Kien does not have the relationships nor bulwarks of stability he once had, for “from my life before soldiering there remains sadly little” (47). Life is as “vulgar and cruel” (47) now as it was during war itself. There is no beautiful future, “no new life, no new era” (47). It was clear to him as soon as he got home that “the general population just didn’t care about [the soldiers]. Nor did their own authorities” (79). No celebrations greeted them when they came home, only “an endless stream of the most ironic of teachings, urging [the soldiers] to ignore the spirit of reconciliation” (80). Kien is disillusioned by everything he sees. He stops going to school and begins drinking and smoking too much. He sees how the “politicians, middle-aged men with fat bellies and short legs” (75) are trying to ramp up another war against Pol Pot—a “synthetically generated frenzy of patriotism” (74) that irritates him in its crassness.
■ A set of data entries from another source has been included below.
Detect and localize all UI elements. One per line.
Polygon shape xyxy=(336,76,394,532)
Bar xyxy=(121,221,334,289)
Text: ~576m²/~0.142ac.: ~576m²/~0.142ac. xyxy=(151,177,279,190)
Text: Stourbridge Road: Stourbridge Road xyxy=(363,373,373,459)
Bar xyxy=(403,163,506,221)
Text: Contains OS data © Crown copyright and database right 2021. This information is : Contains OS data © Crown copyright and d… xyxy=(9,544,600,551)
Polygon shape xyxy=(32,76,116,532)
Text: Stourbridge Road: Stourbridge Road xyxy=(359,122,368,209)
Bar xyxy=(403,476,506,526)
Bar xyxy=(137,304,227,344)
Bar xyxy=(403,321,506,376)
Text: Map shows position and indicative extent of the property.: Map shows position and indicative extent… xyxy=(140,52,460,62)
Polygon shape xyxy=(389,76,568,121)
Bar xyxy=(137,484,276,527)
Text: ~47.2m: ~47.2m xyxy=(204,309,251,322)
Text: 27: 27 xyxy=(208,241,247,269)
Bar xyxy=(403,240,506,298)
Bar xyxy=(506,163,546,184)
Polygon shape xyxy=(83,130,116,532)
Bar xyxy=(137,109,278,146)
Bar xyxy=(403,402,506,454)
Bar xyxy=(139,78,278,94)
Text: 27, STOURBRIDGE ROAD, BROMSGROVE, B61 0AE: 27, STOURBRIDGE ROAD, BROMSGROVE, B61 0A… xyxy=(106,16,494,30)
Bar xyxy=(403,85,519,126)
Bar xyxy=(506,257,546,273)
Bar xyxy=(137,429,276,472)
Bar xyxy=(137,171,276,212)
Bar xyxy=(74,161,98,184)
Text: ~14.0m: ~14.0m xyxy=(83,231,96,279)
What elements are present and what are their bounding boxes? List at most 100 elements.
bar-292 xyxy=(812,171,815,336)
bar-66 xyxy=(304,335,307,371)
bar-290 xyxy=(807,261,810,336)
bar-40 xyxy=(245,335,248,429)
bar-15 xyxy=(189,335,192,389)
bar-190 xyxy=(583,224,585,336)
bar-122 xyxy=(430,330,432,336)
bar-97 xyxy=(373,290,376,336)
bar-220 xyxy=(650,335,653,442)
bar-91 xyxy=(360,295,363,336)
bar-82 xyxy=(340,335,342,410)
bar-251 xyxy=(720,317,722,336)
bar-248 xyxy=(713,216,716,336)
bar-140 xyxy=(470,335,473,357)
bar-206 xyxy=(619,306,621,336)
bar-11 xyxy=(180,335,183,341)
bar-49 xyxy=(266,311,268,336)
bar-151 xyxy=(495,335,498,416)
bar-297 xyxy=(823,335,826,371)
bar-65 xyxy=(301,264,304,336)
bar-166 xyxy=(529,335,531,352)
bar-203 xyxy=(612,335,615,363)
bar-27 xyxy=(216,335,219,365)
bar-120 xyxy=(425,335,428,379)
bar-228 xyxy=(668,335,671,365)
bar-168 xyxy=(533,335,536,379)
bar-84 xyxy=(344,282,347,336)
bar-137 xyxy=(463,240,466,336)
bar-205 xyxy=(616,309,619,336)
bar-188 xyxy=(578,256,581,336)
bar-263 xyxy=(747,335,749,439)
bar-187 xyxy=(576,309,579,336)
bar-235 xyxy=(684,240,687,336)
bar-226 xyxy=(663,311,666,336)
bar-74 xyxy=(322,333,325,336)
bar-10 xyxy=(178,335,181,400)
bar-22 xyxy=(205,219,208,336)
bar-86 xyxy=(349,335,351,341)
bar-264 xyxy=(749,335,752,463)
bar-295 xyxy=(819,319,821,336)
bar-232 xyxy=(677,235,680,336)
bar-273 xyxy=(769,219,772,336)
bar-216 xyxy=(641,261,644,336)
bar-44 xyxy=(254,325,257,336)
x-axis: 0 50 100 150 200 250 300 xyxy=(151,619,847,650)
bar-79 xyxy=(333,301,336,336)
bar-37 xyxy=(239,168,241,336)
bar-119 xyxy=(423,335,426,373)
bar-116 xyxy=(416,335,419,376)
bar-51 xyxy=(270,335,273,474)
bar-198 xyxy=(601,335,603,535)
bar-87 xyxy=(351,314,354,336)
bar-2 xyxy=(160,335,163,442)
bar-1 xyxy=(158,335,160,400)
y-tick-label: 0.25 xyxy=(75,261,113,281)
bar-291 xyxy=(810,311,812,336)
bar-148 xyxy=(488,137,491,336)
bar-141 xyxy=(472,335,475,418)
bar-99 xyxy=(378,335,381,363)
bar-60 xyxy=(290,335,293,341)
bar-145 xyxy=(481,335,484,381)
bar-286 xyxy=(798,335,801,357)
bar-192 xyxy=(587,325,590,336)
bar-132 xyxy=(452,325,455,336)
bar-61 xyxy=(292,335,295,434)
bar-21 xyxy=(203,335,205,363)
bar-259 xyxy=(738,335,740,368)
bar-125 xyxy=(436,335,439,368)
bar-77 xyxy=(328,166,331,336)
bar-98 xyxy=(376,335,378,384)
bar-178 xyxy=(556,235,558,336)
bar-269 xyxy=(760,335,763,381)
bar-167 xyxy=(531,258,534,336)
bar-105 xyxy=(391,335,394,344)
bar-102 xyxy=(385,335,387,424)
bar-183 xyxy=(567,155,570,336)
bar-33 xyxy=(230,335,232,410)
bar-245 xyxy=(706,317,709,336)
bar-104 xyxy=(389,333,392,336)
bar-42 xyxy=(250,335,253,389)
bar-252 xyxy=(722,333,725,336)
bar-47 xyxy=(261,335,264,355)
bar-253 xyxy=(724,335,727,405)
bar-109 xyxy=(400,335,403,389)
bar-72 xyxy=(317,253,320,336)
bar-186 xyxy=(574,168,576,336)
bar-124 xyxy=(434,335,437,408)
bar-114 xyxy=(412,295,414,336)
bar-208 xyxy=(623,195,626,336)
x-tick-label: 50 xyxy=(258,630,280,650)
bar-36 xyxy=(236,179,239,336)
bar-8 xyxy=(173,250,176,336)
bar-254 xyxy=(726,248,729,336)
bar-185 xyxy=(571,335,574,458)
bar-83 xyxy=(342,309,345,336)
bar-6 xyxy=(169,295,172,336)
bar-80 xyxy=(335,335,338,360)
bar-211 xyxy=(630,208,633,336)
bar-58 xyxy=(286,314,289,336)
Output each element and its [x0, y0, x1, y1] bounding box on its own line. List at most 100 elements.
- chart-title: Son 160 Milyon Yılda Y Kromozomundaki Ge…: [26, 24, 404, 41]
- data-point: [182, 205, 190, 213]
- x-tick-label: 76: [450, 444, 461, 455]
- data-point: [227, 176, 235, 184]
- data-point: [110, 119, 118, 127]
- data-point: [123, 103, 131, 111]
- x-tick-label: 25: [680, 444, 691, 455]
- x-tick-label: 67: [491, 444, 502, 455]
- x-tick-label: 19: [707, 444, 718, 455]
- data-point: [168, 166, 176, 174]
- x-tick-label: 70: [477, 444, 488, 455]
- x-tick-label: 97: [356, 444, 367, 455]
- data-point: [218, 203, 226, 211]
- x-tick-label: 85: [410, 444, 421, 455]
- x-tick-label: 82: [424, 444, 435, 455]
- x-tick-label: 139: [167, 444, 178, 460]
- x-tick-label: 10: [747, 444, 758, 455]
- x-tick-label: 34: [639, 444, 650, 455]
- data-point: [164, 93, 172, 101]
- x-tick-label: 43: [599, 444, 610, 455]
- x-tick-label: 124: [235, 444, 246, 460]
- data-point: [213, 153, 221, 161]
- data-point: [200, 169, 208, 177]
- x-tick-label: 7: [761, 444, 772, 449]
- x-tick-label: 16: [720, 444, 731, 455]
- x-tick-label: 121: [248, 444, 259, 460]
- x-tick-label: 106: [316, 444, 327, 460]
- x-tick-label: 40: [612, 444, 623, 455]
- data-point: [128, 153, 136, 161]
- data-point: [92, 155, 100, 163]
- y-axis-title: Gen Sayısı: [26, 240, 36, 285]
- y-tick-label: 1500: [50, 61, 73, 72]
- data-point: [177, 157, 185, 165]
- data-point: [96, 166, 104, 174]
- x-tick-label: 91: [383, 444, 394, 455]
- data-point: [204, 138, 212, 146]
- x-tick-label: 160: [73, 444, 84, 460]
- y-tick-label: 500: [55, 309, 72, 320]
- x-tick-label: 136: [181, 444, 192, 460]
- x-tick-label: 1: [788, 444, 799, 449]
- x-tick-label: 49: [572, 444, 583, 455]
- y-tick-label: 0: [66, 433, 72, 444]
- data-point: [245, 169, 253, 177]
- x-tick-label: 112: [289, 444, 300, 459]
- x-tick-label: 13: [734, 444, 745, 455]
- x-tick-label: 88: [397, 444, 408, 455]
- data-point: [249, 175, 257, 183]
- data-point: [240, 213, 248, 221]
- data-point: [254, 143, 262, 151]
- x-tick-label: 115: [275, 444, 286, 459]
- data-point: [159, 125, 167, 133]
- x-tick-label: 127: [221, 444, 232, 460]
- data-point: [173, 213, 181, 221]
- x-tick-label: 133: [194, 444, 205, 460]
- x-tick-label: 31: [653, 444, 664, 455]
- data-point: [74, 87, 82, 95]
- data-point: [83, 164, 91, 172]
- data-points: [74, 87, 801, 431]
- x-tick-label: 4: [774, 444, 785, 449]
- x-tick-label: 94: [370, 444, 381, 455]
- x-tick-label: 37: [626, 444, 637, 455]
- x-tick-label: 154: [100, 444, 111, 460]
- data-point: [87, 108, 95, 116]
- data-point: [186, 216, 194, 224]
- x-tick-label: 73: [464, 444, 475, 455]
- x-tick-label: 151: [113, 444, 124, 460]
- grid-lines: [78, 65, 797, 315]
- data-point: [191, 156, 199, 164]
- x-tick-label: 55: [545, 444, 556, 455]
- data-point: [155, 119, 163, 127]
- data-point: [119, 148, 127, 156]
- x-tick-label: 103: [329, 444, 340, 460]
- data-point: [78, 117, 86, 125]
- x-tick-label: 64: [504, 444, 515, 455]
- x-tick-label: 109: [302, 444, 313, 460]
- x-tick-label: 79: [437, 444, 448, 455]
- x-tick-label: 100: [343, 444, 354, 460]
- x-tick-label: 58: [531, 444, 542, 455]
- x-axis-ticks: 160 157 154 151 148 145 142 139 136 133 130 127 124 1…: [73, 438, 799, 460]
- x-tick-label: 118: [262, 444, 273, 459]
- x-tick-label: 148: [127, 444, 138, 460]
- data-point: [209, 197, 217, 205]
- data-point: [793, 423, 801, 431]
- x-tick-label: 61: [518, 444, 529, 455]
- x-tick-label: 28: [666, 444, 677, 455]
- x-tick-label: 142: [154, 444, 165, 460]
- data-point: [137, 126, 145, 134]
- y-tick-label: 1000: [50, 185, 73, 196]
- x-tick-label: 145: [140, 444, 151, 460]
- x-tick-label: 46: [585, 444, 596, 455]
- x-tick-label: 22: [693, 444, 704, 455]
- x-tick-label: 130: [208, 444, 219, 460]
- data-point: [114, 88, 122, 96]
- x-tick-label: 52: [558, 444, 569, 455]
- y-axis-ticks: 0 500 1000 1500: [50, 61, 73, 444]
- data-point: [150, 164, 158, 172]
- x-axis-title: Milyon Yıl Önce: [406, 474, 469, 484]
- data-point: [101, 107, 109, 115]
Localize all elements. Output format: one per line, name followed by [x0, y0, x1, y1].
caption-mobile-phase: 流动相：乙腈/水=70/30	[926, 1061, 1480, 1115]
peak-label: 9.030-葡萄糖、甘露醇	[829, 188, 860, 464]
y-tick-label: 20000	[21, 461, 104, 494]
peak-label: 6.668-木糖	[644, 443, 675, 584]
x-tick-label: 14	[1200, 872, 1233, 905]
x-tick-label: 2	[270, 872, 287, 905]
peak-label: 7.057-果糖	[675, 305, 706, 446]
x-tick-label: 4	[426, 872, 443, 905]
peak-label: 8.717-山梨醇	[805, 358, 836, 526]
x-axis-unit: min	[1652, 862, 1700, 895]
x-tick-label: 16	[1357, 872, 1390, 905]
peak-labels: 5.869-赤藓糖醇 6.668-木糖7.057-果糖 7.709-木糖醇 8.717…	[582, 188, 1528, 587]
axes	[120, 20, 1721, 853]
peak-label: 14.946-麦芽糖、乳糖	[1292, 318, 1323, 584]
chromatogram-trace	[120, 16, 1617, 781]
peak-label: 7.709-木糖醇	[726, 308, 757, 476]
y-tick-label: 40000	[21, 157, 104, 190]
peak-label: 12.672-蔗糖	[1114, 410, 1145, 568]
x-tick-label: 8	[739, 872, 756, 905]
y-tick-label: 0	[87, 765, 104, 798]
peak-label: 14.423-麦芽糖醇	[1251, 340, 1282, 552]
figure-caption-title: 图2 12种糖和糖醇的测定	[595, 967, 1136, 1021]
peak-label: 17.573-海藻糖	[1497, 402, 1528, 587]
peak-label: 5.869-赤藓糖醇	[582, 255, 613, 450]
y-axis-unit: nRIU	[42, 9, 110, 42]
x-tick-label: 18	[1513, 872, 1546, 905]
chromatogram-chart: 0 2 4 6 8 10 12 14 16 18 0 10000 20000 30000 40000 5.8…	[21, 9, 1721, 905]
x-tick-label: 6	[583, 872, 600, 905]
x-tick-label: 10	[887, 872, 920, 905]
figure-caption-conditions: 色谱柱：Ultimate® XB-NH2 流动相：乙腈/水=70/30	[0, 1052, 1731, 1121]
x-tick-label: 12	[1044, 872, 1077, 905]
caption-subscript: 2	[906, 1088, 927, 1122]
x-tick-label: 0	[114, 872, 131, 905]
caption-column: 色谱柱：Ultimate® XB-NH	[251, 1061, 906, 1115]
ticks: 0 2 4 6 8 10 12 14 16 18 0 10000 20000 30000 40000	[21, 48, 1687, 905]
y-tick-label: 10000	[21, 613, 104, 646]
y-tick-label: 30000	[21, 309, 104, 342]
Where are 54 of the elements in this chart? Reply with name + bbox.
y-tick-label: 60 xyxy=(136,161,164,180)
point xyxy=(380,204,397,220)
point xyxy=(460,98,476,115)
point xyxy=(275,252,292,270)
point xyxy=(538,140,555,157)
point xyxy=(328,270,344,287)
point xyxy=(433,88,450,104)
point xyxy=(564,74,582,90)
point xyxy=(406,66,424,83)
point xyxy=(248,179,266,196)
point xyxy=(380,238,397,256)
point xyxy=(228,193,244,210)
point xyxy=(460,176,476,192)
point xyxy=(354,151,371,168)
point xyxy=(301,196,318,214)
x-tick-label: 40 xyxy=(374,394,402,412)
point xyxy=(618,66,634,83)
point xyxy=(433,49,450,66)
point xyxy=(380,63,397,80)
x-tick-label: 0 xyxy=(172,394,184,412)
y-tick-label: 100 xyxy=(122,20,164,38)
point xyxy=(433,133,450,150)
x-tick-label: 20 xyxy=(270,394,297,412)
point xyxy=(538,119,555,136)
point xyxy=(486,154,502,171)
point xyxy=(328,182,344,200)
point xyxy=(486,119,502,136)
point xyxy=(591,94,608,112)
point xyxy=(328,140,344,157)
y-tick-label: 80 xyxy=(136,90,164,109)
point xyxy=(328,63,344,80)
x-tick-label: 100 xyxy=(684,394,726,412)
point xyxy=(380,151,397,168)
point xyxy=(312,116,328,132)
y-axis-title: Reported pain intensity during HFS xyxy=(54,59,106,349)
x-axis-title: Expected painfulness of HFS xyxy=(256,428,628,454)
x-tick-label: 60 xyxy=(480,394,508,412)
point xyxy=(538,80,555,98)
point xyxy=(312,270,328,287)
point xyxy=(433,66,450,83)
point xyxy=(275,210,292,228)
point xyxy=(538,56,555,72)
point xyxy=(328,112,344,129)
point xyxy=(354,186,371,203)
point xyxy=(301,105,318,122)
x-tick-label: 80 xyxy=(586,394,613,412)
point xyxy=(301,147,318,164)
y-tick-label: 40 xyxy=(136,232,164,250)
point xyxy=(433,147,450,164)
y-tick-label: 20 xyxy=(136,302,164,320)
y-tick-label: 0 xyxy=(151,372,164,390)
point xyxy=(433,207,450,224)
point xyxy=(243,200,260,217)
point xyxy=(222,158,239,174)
The only thing that provides Kien solace is writing, something he realizes he does “only to rid himself of his devils” (49). The novel is “his last adventure as a soldier,” and he has only himself with whom to do this task. He writes because “at the bottom of his heart he believes he exists on this earth to perform some unnamed heavenly duty. A task that is sacred and noble, but secret” (51), and everything has been leading up to “fulfilling the sacred, heavenly duty of which the novel would become the earthly manifestation” (51). He writes “almost mechanically…with a sense of divine inspiration” (86). Critic Christopher Coker calls Kien’s writing “his personal act of atonement,” a “separate peace,” and “his spiritual act of defiance against an unforgiving regime for the spirits of those killed in the war still remain within him.”

Indeed, Kien found he could not write about the prewar period, nor about the postwar present: he was forced to relive his memories of war, “cruelly reviving the images of his comrades, of the mortal combat in the jungle that became the Screaming Souls” (86). These ghosts are, Coker notes, “a projection of Kien’s survival guilt” and by writing them into the novel he “can complete his own ritual exorcism.”